Motorola's Tricky Reality Devices Unit Split Faces Cash Crunch, Lack of New Chief By SARA SILVER June 16, 2008
Motorola Inc. and its mobile-devices division have amicably agreed to separate. But working out the financial details may be tough.
As the telecom-equipment maker gets down to the nitty-gritty of spinning off its cellular-telephone business, an unpleasant reality is emerging. The mobile-devices division is losing so much money that breaking in two could put one or other of the newly independent firms in the poorhouse.
Motorola also is running into roadblocks over hiring someone to run the division, which has lacked a CEO since February 2007. The favored candidate -- Hewlett-Packard Co.'s Todd Bradley -- has withdrawn, people familiar with the situation say.

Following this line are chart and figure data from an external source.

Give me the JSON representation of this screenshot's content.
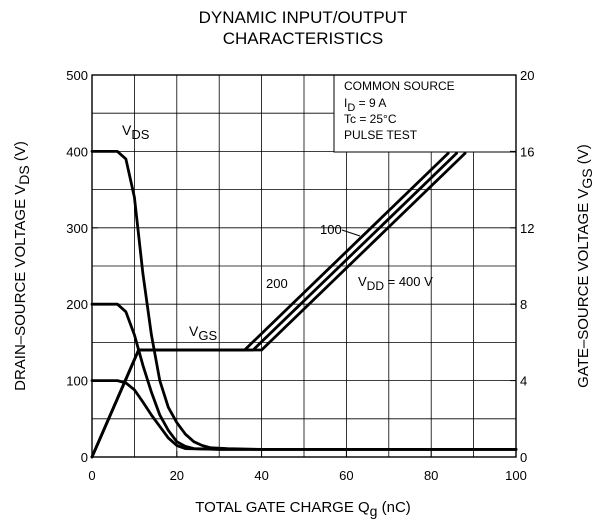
{
  "title_lines": [
    "DYNAMIC INPUT/OUTPUT",
    "CHARACTERISTICS"
  ],
  "legend_box": [
    "COMMON SOURCE",
    "ID = 9 A",
    "Tc = 25°C",
    "PULSE TEST"
  ],
  "chart_data": {
    "type": "line",
    "title": "DYNAMIC INPUT/OUTPUT CHARACTERISTICS",
    "xlabel": "TOTAL GATE CHARGE   Qg   (nC)",
    "ylabel_left": "DRAIN–SOURCE VOLTAGE   VDS   (V)",
    "ylabel_right": "GATE–SOURCE VOLTAGE   VGS   (V)",
    "xlim": [
      0,
      100
    ],
    "ylim_left": [
      0,
      500
    ],
    "ylim_right": [
      0,
      20
    ],
    "x_ticks": [
      "0",
      "20",
      "40",
      "60",
      "80",
      "100"
    ],
    "y_ticks_left": [
      "0",
      "100",
      "200",
      "300",
      "400",
      "500"
    ],
    "y_ticks_right": [
      "0",
      "4",
      "8",
      "12",
      "16",
      "20"
    ],
    "grid": true,
    "conditions": {
      "common_source": true,
      "ID_A": 9,
      "Tc_C": 25,
      "pulse_test": true
    },
    "labels": {
      "vds": "VDS",
      "vgs": "VGS",
      "vdd_100": "100",
      "vdd_200": "200",
      "vdd_400": "VDD = 400 V"
    },
    "series": [
      {
        "name": "VDS, VDD = 400 V",
        "axis": "left",
        "x": [
          0,
          6,
          8,
          10,
          12,
          14,
          16,
          18,
          20,
          22,
          24,
          26,
          28,
          32,
          40,
          100
        ],
        "y": [
          400,
          400,
          390,
          340,
          240,
          160,
          100,
          65,
          45,
          30,
          20,
          15,
          12,
          11,
          10,
          10
        ]
      },
      {
        "name": "VDS, VDD = 200 V",
        "axis": "left",
        "x": [
          0,
          6,
          8,
          10,
          12,
          14,
          16,
          18,
          20,
          22,
          24,
          30,
          100
        ],
        "y": [
          200,
          200,
          190,
          160,
          120,
          85,
          55,
          35,
          20,
          14,
          11,
          10,
          10
        ]
      },
      {
        "name": "VDS, VDD = 100 V",
        "axis": "left",
        "x": [
          0,
          6,
          8,
          10,
          12,
          14,
          16,
          18,
          20,
          22,
          30,
          100
        ],
        "y": [
          100,
          100,
          97,
          88,
          72,
          55,
          40,
          25,
          15,
          11,
          10,
          10
        ]
      },
      {
        "name": "VGS, VDD = 100 V",
        "axis": "right",
        "x": [
          0,
          11,
          36,
          84
        ],
        "y": [
          0,
          5.6,
          5.6,
          15.9
        ]
      },
      {
        "name": "VGS, VDD = 200 V",
        "axis": "right",
        "x": [
          0,
          11,
          38,
          86
        ],
        "y": [
          0,
          5.6,
          5.6,
          15.9
        ]
      },
      {
        "name": "VGS, VDD = 400 V",
        "axis": "right",
        "x": [
          0,
          11,
          40,
          88
        ],
        "y": [
          0,
          5.6,
          5.6,
          15.9
        ]
      }
    ]
  }
}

Motorola declined to comment.
A big issue for any new hire is cash. The cyclical nature of the technology business requires companies to maintain higher cash balances than is common for other companies. Assuming Motorola can stem the mobile-devices division's losses -- totaling $1.6 billion since the end of 2006 -- the beleaguered business will need about $4 billion to support itself for two years as an independent company, credit analysts estimate.
That is roughly half of what Motorola's cash balance is expected to be at the end of this year. Acquisitions and buybacks helped cut the company's once-considerable cash pile by half, to $7.7 billion at the end of March from $15.6 billion at the end of 2006. Debt, by comparison, was $4.2 billion, slightly less than at the end of 2006.
Taking out $4 billion would mean that what is left of Motorola -- the enterprise-and-mobility group, which makes cable-TV set-top boxes, walkie-talkies and handheld scanners -- would likely be left with most of the debt and the rest of the cash.
Motorola's credit rating likely would be downgraded to "junk," analysts said. That would increase its cost of borrowing, or pressure the company to sell another division to raise cash.
This bleak scenario emerges even though the enterprise-and-mobility group generates hundreds of millions of dollars in free cash flow. But its profitability may be hurt by the breakup. The group shares factories, information systems and procurement with mobile devices. People familiar with the situation say that separating these elements could take months and cost as much as $750 million.
And mobile devices once supported two-thirds of corporate overhead, so the deal will require slashing costs elsewhere.
Of course, the mobile-devices unit could try to find new funding. Options include a private-equity infusion, a strategic partner or issuing convertible shares.
One person who isn't likely to put in cash is billionaire Carl Icahn, who already is down about $600 million on his $2 billion-plus investment in Motorola. At this point, it is hard to see how the veteran investor -- or just about anyone else -- can turn Motorola into a winner.